Mohammed Abubakari Rashid, Ibrahim Alhassan


In this paper, we focus on studying the appellative names of some towns in Nanuŋ and how these appellative names came into existence so as to uncover the important historical information, such as settlement history, folklore and social conditions about these places. Town names (toponyms) have attracted a lot of scholarly attention. However, appellative names, Nanuŋ appellative town names for that matter is yet to catch the eyes of scholars. No study has been sighted in relation to this study and thus triggers the study. Nanuŋ appellative town names are not haphazardly labeled, but sociocultural driven with sociocultural functions and meanings.

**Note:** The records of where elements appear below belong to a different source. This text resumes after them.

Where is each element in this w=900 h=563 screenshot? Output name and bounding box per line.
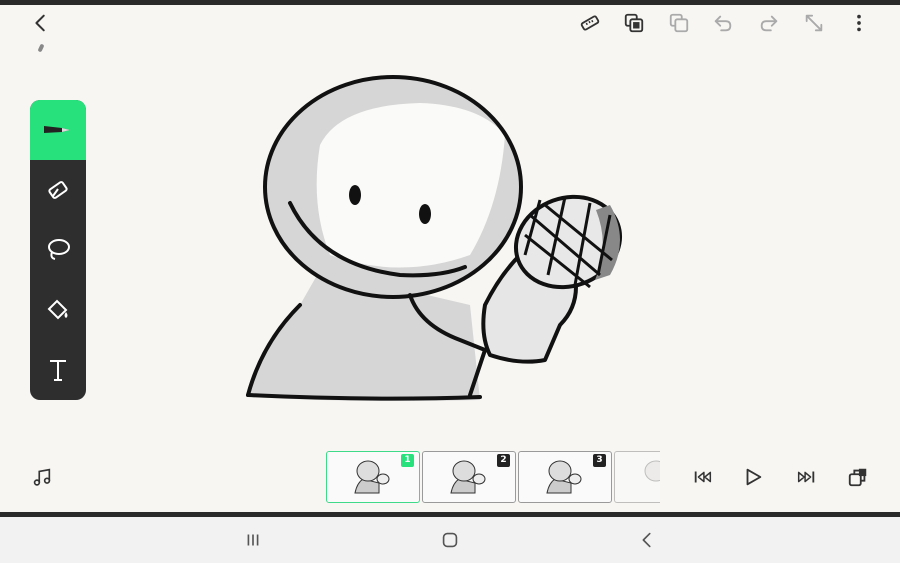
system-navigation-bar — [0, 512, 900, 563]
back-chevron-icon[interactable] — [26, 8, 56, 38]
frame-preview — [644, 460, 660, 482]
play-icon[interactable] — [738, 462, 768, 492]
frame-thumbnail[interactable]: 3 — [518, 451, 612, 503]
expand-icon[interactable] — [799, 8, 829, 38]
frame-preview — [450, 460, 486, 494]
drawing-canvas[interactable] — [0, 5, 900, 512]
home-icon[interactable] — [435, 525, 465, 555]
character-drawing — [246, 75, 623, 401]
fill-tool[interactable] — [30, 280, 86, 340]
frame-number: 3 — [593, 454, 606, 467]
eraser-tool[interactable] — [30, 160, 86, 220]
fill-bucket-icon — [47, 299, 68, 320]
lasso-tool[interactable] — [30, 220, 86, 280]
frame-thumbnail[interactable] — [614, 451, 660, 503]
tool-palette — [30, 100, 86, 400]
more-options-icon[interactable] — [844, 8, 874, 38]
frame-preview — [354, 460, 390, 494]
frame-thumbnail[interactable]: 2 — [422, 451, 516, 503]
frame-number: 2 — [497, 454, 510, 467]
pen-icon — [44, 126, 70, 133]
frame-thumbnail[interactable]: 1 — [326, 451, 420, 503]
pen-tool[interactable] — [30, 100, 86, 160]
ruler-icon[interactable] — [575, 8, 605, 38]
text-icon — [50, 360, 66, 381]
undo-icon[interactable] — [708, 8, 738, 38]
duplicate-layer-icon[interactable] — [664, 8, 694, 38]
lasso-icon — [48, 239, 70, 260]
frame-preview — [546, 460, 582, 494]
text-tool[interactable] — [30, 340, 86, 400]
recent-apps-icon[interactable] — [238, 525, 268, 555]
system-back-icon[interactable] — [632, 525, 662, 555]
onion-skin-icon[interactable] — [843, 462, 873, 492]
skip-to-end-icon[interactable] — [791, 462, 821, 492]
music-note-icon[interactable] — [27, 462, 57, 492]
skip-to-start-icon[interactable] — [688, 462, 718, 492]
frames-timeline: 1 2 3 — [326, 451, 660, 503]
frame-number: 1 — [401, 454, 414, 467]
layers-icon[interactable] — [619, 8, 649, 38]
eraser-icon — [48, 181, 68, 199]
redo-icon[interactable] — [754, 8, 784, 38]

Therefore, analysis is done with Vygotsky’s sociocultural theory. We established that numerous appellative town names of Nanuŋ reveal the culture of Nanuni speakers over many thousands of years. Many of these place names are complex and their meanings can only be explained by tracing the formative history and not the phonological, orthographic or morphological underpinnings. The researchers also established that, the processes of appellatively naming new places varies: contracted proverbial name, role of the place in the kingdom, expected behaviour of the skin occupant, socioeconomic activities, surrounding feature or place descriptive name, names after an earth-spirit/god and contextual obscure and opaque are the variations in the naming process. It is also evident that, the appellative town names of Nanuŋ are metaphorically constructed. However, these names have connections with the identity of the community members, since they taboo certain animals believed to be the gods of which these places are named after. The researchers employed purposive random sampling in the selection of the towns. However, snowballing technique was also employed to select the participants for primary data through interviews which were recorded with audio recorder and notepad.